Pesquisas recentes indicam que o ritmo do aquecimento global aumentou acentuadamente desde 2014, excedendo qualquer aceleração anterior registada na história durante uma década. O estudo, publicado na Geophysical Research Letters, identifica um aumento estatisticamente significativo no aquecimento desde 2015, levantando preocupações sobre a violação dos limiares climáticos críticos mais cedo do que o previsto.
Tendência de aquecimento mais rápido: os números
Entre 1970 e 2015, a taxa média de aquecimento global foi de aproximadamente 0,2°C (0,36°F) por década. No entanto, nos últimos dez anos, essa taxa saltou para 0,35°C (0,63°F) por década. Esta aceleração significa que o limite de aquecimento de 1,5°C (2,7°F) – uma meta fundamental do Acordo de Paris – poderá ser ultrapassado até 2030 se as tendências actuais persistirem. Os pesquisadores encontraram uma taxa de certeza de 98% em suas descobertas, consistente em vários conjuntos de dados.
Removendo a variabilidade natural para um sinal mais claro
A metodologia do estudo concentrou-se em isolar o sinal de aquecimento provocado pelo homem, removendo estatisticamente a influência das flutuações climáticas naturais, como El Niño, erupções vulcânicas e variações solares. Ao reduzir este “ruído”, os cientistas pretendiam revelar a aceleração subjacente com maior clareza. Esta abordagem fornece uma visão mais precisa da tendência de aquecimento antropogénico.

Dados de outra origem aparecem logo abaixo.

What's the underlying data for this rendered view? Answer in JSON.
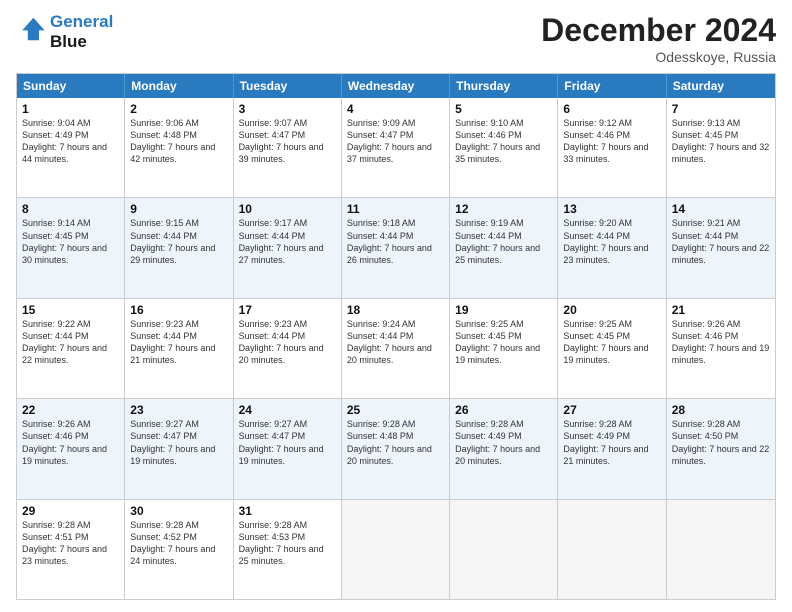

Debate entre cientistas climáticos
Embora as descobertas destaquem uma tendência preocupante, alguns investigadores discordam das conclusões do estudo. Críticos como Zeke Hausfather, da Berkeley Earth, argumentam que a remoção de variáveis naturais da análise ainda pode deixar efeitos residuais, tornando difícil atribuir definitivamente o aquecimento acelerado apenas à atividade humana. Robert Lund, estatístico da UC Santa Cruz, também adverte contra a alegação de aquecimento acelerado sem evidências estatísticas mais fortes, apontando para incertezas na modelagem de interações complexas atmosfera-oceano.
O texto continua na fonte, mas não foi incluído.